14. Con il secondo motivo del ricorso, la ricorrente deduce violazione e falsa applicazione, a sensi dell'art. 360 c.p.c., n. 3, degli artt. 1362 e 1367 c.c.,
per non avere la Corte di Appello, in sede di interpretazione dell'art.
4 dell'accordo sindacale, esattamente colto il significato della parola
"singolarmente" in relazione al limite delle tre ore. Il motivo è
infondato per le considerazioni già svolte e comunque è inidoneo a
scalfire la ragionevolezza dell'interpretazione fornita sullo specifico
punto dalla Corte di Appello, con una motivazione consequenziale e
conforme ai canoni ermeneutici codicistici.
15. Col terzo motivo del ricorso, la ricorrente deduce violazione della L. n. 300 del 1970, art. 20,
nella parte in cui stabilisce l'ordine di precedenza tra le varie RSA.
La tesi della difesa ricorrente è che l'ordine di priorità vada
stabilito avendo riguardo non alla comunicazione al datore di lavoro, ma
alla convocazione e che per assemblee già convocate devono intendersi
solo quelle "comunicate ai destinatari delle stesse". 16. La Corte
d'Appello di Torino, aveva respinto l'appello con il quale si sosteneva
che le altre organizzazioni sindacali avevano effettuato le
comunicazioni al datore di lavoro senza indicare le date in cui la
convocazione era stata pubblicizzata all'indirizzo dei lavoratori.
17.
Anche sul punto la soluzione interpretativa della Corte è conforme al
dato normativo che collega l'ordine di precedenza alla comunicazione
della convocazione al datore di lavoro richiedendo quindi che la
comunicazione concerna un assemblea già fissata con ora e data (e non
una generica intenzione di indire una assemblea), ma certo senza
richiedere che il datore di lavoro debba accertare se e quando la
convocazione sia stata concretamente portata a conoscenza dei
lavoratori.
18. Il ricorso principale deve
essere quindi rigettato.
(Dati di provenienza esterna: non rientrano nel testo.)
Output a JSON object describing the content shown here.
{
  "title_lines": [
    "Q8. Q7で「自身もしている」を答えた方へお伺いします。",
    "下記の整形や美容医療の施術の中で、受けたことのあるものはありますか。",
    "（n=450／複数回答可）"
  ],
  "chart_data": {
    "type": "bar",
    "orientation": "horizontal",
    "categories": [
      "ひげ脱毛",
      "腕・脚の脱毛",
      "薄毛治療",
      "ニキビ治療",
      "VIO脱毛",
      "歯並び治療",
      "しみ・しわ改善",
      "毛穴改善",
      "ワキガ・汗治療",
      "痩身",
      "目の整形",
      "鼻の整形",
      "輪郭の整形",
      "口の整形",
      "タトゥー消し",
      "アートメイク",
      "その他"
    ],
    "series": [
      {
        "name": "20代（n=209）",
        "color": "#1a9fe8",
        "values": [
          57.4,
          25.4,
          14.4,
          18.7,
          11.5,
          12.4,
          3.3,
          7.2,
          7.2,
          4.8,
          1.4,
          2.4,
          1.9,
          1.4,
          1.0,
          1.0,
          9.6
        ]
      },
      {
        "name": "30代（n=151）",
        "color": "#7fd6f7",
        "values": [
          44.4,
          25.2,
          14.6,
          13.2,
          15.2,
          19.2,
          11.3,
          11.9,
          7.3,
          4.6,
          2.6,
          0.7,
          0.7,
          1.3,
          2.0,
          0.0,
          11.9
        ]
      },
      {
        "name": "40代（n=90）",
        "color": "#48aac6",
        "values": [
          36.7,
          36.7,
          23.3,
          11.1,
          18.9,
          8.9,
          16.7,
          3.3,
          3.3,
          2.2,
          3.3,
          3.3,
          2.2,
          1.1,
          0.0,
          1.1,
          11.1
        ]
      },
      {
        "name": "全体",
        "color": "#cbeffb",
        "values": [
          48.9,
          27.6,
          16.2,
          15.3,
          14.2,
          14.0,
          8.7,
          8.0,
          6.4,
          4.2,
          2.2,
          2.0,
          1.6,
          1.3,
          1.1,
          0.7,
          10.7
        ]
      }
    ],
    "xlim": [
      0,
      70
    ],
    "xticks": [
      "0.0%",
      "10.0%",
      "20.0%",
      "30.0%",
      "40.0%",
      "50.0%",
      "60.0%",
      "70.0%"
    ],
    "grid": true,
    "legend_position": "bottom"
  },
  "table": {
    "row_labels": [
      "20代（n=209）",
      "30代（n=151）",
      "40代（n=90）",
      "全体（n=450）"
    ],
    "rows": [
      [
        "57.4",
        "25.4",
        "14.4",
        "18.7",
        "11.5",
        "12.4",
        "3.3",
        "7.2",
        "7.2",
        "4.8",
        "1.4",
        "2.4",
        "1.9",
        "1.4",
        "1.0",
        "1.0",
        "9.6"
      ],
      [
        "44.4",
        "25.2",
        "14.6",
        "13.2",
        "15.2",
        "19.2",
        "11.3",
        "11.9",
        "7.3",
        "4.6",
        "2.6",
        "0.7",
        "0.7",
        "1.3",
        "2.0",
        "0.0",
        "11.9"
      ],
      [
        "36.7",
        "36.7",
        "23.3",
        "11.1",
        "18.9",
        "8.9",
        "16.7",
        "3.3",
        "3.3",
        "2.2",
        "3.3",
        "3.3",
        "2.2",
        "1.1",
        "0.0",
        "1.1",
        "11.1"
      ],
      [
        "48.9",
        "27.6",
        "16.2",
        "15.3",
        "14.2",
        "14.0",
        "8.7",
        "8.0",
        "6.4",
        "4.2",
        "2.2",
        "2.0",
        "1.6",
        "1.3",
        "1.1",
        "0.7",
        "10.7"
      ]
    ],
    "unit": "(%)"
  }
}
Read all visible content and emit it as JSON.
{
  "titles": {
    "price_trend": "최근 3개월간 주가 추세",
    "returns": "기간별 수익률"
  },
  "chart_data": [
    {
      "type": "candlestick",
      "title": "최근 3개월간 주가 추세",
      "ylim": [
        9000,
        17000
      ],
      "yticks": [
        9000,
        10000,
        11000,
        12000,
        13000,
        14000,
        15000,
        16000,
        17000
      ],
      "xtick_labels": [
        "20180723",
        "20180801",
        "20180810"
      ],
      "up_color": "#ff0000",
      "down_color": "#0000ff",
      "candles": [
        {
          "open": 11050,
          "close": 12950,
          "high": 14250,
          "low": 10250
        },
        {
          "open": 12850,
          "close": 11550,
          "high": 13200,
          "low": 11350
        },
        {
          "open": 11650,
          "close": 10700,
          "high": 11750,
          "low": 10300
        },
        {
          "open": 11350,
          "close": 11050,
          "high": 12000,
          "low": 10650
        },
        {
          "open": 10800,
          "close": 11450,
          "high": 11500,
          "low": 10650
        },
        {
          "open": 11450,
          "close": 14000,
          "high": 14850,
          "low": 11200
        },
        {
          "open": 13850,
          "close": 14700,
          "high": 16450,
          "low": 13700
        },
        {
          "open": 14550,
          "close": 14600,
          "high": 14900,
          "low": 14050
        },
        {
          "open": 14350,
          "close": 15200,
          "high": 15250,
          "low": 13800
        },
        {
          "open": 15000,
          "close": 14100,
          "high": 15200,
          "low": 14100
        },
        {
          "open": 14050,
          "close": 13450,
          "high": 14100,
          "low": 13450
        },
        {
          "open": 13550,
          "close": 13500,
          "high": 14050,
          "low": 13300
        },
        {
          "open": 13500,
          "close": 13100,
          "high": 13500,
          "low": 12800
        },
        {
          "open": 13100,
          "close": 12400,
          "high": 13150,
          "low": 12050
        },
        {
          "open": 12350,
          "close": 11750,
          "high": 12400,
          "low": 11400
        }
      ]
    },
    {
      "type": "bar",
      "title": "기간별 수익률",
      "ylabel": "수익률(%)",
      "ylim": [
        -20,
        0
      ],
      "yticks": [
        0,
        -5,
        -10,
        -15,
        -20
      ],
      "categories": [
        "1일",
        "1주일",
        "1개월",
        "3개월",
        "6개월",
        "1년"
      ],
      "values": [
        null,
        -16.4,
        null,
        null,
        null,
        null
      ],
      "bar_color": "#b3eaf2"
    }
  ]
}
Il ricorso incidentale va dichiarato
inammissibile per sopravvenuta carenza di interesse. Giusti motivi, in
relazione all'opinabilità di alcuni profili della materia del
contendere, alla novità ed alla complessità delle questioni dibattute e
non ultimo al comportamento processuale delle parti, le quali hanno
tutte contribuito a dirimere le questioni stesse, consigliano la
compensazione integrale delle spese del giudizio di cassazione.
P.Q.M.
La
Corte riunisce i ricorsi, rigetta il ricorso principale, dichiara
inammissibile il ricorso incidentale; compensa le spese del giudizio di
legittimità.
Così deciso in Roma, in Camera di consiglio, il 26 maggio 2009.